Untuk itulah, kata Melia, peserta pemilih dalam pemilos ini diambil dari seluruh elemen sekolah, mulai dari siswa, guru, en semua karyawan. Agar semuanya sejajar. Jadi sama-sama ikut menentukan nasib pemerintahan (OSIS) ke depan. ''Ya, setidaknya ikutan prosesnya,'' seru dia.

Masih Canggung
Meski sosialisasi pemilos yang mempertemukan tiga pasang calon itu sudah dilakukan jauh-jauh hari, ada juga lho pemilih yang masih tampak bingung dan canggung. Apalagi pas masuk Tempat Pemungutan Suara (TPS).
Pengalaman ''mendebarkan'' itu salah satunya dialami Adhitama Noor Idninda. Karena nggak begitu mudeng pas dapat giliran masuk TPS, siswa kelas X 5 tersebut milih ikut saja apa yang dilakukan teman sekelasnya, Cahyo Widhiarso.
Dengan tampang tegang, Adhitama ngantri di ruang tunggu, mengambil kertas suara, mecoblos di bilik suara, hingga prosesi akhir memasukkan bukti pilihan ke kotak suara bersegel. Ia baru lega setelah panitia yang kala itu ''berseragam'' batik menstempel tangan kanan Adhi sebagai tanda telah mencoblos.
Namun, berkebalikan dengan Adhitama, ada juga yang justru menikmati banget prosesi pemilihan itu. Salah satunya Wulan Suci. Mulai dari visi, misi, sampai pencoblosan ia pantang melengos. ''Ini adalah pelajaran buatku, untuk persiapan Pemilu nanti.
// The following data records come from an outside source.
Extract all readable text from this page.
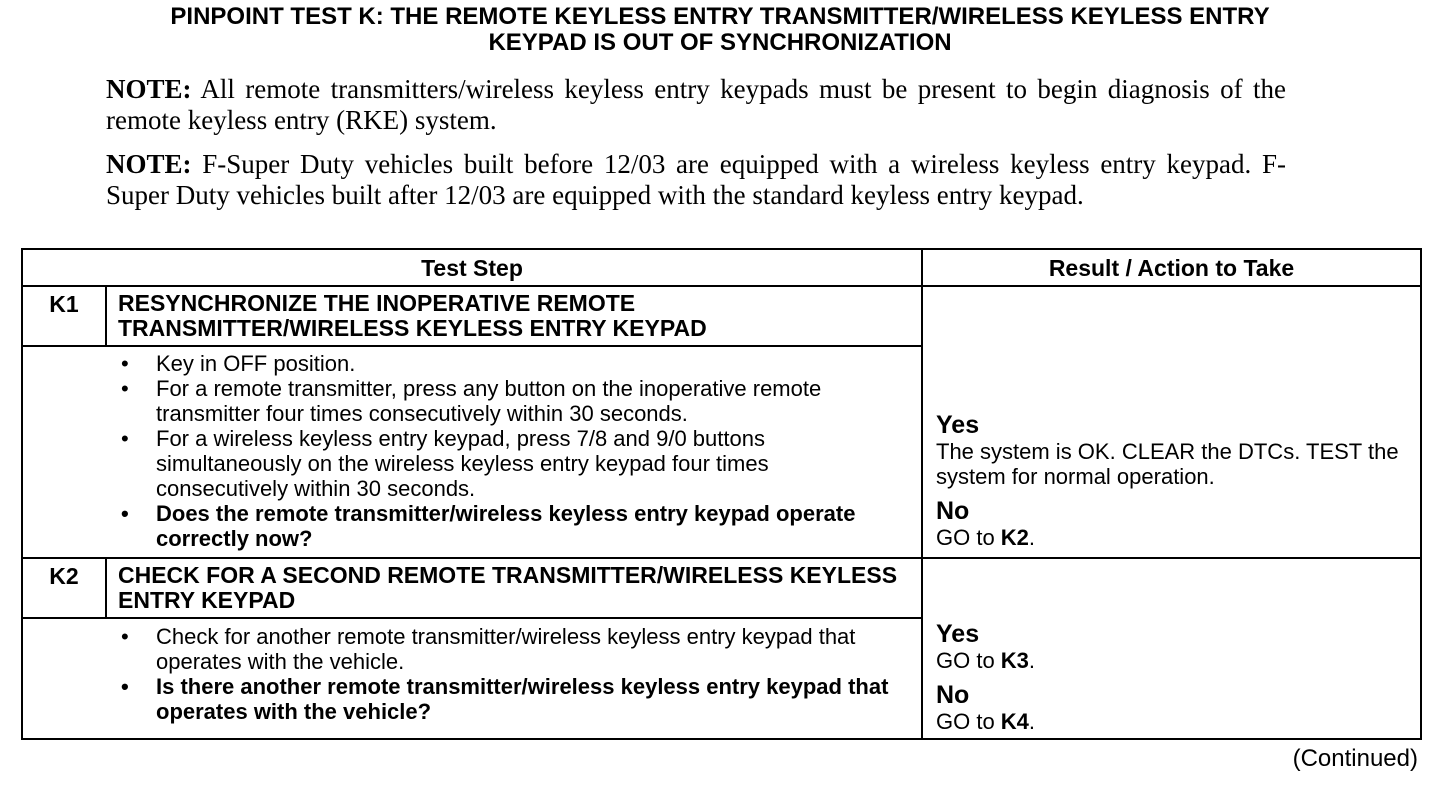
PINPOINT TEST K: THE REMOTE KEYLESS ENTRY TRANSMITTER/WIRELESS KEYLESS ENTRY
KEYPAD IS OUT OF SYNCHRONIZATION
NOTE: All remote transmitters/wireless keyless entry keypads must be present to begin diagnosis of the remote keyless entry (RKE) system.
NOTE: F-Super Duty vehicles built before 12/03 are equipped with a wireless keyless entry keypad. F-Super Duty vehicles built after 12/03 are equipped with the standard keyless entry keypad.
Test Step	Result / Action to Take
K1	RESYNCHRONIZE THE INOPERATIVE REMOTE TRANSMITTER/WIRELESS KEYLESS ENTRY KEYPAD
• Key in OFF position.
• For a remote transmitter, press any button on the inoperative remote transmitter four times consecutively within 30 seconds.
• For a wireless keyless entry keypad, press 7/8 and 9/0 buttons simultaneously on the wireless keyless entry keypad four times consecutively within 30 seconds.
• Does the remote transmitter/wireless keyless entry keypad operate correctly now?
Yes
The system is OK. CLEAR the DTCs. TEST the system for normal operation.
No
GO to K2.
K2	CHECK FOR A SECOND REMOTE TRANSMITTER/WIRELESS KEYLESS ENTRY KEYPAD
• Check for another remote transmitter/wireless keyless entry keypad that operates with the vehicle.
• Is there another remote transmitter/wireless keyless entry keypad that operates with the vehicle?
Yes
GO to K3.
No
GO to K4.
(Continued)
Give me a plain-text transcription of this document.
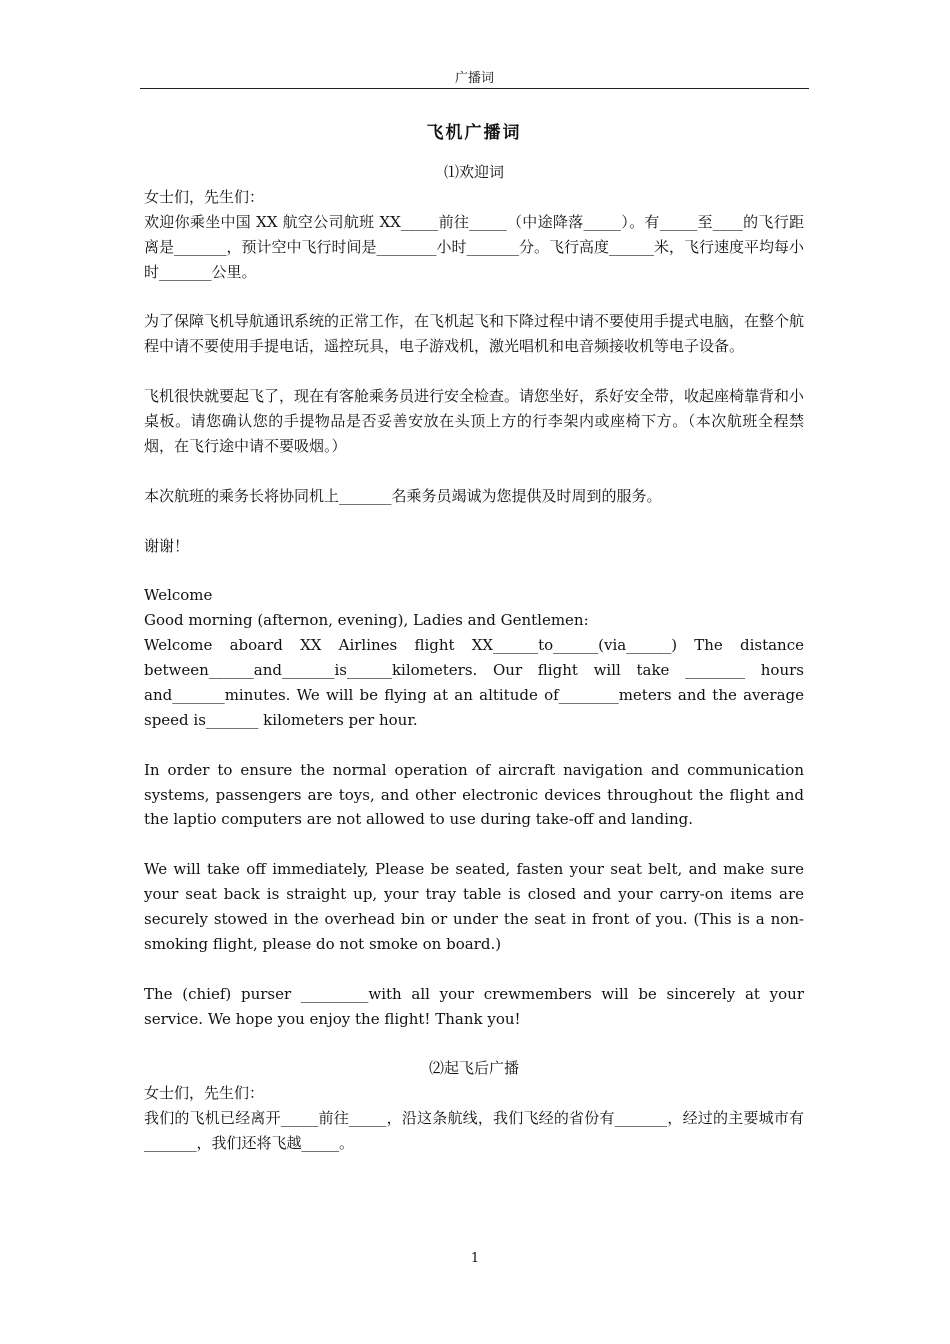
广播词
飞机广播词
⑴欢迎词
女士们，先生们：
欢迎你乘坐中国 XX 航空公司航班 XX_____前往_____（中途降落_____）。有_____至____的飞行距离是_______，预计空中飞行时间是________小时_______分。飞行高度______米，飞行速度平均每小时_______公里。
为了保障飞机导航通讯系统的正常工作，在飞机起飞和下降过程中请不要使用手提式电脑，在整个航程中请不要使用手提电话，遥控玩具，电子游戏机，激光唱机和电音频接收机等电子设备。
飞机很快就要起飞了，现在有客舱乘务员进行安全检查。请您坐好，系好安全带，收起座椅靠背和小桌板。请您确认您的手提物品是否妥善安放在头顶上方的行李架内或座椅下方。（本次航班全程禁烟，在飞行途中请不要吸烟。）
本次航班的乘务长将协同机上_______名乘务员竭诚为您提供及时周到的服务。
谢谢！
Welcome
Good morning (afternon, evening), Ladies and Gentlemen:
Welcome aboard XX Airlines flight XX______to______(via______) The distance between______and_______is______kilometers. Our flight will take ________ hours and_______minutes. We will be flying at an altitude of________meters and the average speed is_______ kilometers per hour.
In order to ensure the normal operation of aircraft navigation and communication systems, passengers are toys, and other electronic devices throughout the flight and the laptio computers are not allowed to use during take-off and landing.
We will take off immediately, Please be seated, fasten your seat belt, and make sure your seat back is straight up, your tray table is closed and your carry-on items are securely stowed in the overhead bin or under the seat in front of you. (This is a non-smoking flight, please do not smoke on board.)
The (chief) purser _________with all your crewmembers will be sincerely at your service. We hope you enjoy the flight! Thank you!
⑵起飞后广播
女士们，先生们：
我们的飞机已经离开_____前往_____，沿这条航线，我们飞经的省份有_______，经过的主要城市有_______，我们还将飞越_____。
1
Aku kan bakal sudah jadi pemilih!'' terangnya bersemangat.
Hm, memang begitulah harapan panitia dan KPU Kabupaten Semarang selaku partner pembina: dari yang canggung menjadi tahu, yang tahu semakin tahu, dan yang sudah tahu banget nggak jadi apatis. Seenggaknya, itulah satu niatan kecil yang berhasil dirangkum Zahra Sofil Aula, ketua MPK cum Panitia Pengawas Pemilos.
Ya, semoga demokrasi itu bisa jadi pelajaran, nggak cuma buat ''rakyat'' SMA 1 Ungaran saja, tapi juga untuk kita semua, para calon pemilih pemula penentu bangsa.